Webhook relays. Fire webhooks without blocking the sender. Queue them, deliver at your own pace, retry transport failures automatically. The sender gets a fast 202, you handle the actual delivery in the background.

Mixed sync/async APIs. Auth and health are fast. Reports and exports are slow. Path filter blacklists the fast ones (they bypass the queue), everything else gets queued. One config, two behaviors, no separate infrastructure.

LLM and ML endpoints. Long completions, slow inference, anything where the response time is unpredictable. Queue the call, poll for the result, stop fighting timeouts.

Anything I forgot to mention but you can think of. Pipelines that emit large outputs, batch processors, scheduled deliveries — if it’s HTTP and slow, proxq will eat it.

Already Powering aigate

proxq is what backs the /q/ route on my personal AI gateway, aigate. LLM requests that would otherwise sit hanging behind a Cloudflare timeout get enqueued, processed by upstream models in the background, and picked up by clients whenever the response is ready.
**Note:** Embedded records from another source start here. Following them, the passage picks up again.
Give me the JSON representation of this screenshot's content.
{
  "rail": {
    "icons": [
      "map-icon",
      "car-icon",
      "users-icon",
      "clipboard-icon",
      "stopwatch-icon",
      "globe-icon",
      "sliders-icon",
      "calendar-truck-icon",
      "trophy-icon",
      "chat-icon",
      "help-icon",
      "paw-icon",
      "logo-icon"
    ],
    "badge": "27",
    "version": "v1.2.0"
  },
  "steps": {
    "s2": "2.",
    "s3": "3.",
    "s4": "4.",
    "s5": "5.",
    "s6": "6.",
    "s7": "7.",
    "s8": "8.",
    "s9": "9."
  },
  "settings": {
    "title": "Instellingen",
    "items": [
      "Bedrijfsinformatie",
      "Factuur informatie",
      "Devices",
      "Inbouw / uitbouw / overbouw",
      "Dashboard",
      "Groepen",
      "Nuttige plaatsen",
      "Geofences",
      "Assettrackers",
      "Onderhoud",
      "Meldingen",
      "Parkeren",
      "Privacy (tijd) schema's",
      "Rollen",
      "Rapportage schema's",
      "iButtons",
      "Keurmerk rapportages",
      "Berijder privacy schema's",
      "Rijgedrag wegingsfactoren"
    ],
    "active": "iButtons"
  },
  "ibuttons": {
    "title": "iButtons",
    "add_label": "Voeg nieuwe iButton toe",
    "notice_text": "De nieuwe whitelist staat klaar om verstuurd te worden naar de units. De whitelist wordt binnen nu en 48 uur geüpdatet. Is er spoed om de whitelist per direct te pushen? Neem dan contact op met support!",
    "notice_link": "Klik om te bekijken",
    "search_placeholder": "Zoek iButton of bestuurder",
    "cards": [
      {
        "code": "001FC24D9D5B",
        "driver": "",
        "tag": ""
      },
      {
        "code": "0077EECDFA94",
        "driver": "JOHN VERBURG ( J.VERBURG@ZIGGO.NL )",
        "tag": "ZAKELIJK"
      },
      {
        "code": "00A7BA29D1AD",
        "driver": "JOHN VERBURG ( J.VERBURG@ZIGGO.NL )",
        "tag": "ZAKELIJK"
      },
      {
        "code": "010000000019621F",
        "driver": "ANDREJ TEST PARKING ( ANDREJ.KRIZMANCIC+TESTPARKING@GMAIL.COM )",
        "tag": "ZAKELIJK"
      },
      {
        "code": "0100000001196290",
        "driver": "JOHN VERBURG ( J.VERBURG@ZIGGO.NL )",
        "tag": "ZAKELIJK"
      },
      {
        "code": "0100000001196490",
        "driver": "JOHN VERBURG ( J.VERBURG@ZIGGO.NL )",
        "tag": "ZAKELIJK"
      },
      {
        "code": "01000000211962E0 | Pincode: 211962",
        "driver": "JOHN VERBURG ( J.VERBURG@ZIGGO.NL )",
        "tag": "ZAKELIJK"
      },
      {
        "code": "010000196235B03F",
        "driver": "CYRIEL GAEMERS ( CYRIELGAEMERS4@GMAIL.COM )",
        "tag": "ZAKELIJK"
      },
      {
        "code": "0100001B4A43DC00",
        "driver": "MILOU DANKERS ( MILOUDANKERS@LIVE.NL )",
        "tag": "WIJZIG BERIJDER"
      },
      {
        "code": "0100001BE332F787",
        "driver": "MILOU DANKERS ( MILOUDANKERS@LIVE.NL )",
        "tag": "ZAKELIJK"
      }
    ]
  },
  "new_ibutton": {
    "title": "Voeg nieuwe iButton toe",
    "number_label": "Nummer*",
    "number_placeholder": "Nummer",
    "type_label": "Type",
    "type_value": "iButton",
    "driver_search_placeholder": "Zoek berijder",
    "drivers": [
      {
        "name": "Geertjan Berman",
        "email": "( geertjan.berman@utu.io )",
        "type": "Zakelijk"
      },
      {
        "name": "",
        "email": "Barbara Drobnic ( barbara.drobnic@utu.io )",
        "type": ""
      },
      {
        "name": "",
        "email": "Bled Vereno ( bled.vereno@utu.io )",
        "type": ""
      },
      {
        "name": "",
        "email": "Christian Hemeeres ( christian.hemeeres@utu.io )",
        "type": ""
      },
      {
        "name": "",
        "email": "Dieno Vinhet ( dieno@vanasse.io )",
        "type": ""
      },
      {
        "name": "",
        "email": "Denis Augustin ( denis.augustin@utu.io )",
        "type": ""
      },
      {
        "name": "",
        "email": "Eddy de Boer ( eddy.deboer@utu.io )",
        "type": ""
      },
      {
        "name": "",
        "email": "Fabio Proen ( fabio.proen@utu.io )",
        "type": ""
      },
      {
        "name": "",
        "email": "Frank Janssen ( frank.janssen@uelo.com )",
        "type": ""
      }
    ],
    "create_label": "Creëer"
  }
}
The /v1/ route stays synchronous for fast completions; /q/ is for the long ones. Same backend (LiteLLM), same models, two completely different latency profiles, all driven by the same proxy logic. That’s proxq earning its keep in production right now.

Bottom Line

proxq is the missing piece between “I have an HTTP service” and “I have an HTTP service that doesn’t time out.” Drop it in front of any backend, point it at Redis, get async behavior for free. Caching is built in. Retries are built in. WebSocket and large-body bypass are built in. The OpenAI SDK shim is built in.

It’s MIT-style licensed (do whatever you want, if it breaks you keep both pieces), tested with testcontainers-based e2e suites, and small enough to read in an afternoon. Source: github.com/psyb0t/docker-proxq. Image: psyb0t/proxq on Docker Hub.

Stop hanging connections. Stop fighting reverse-proxy timeouts. Ship the request, walk away, come back when it’s done.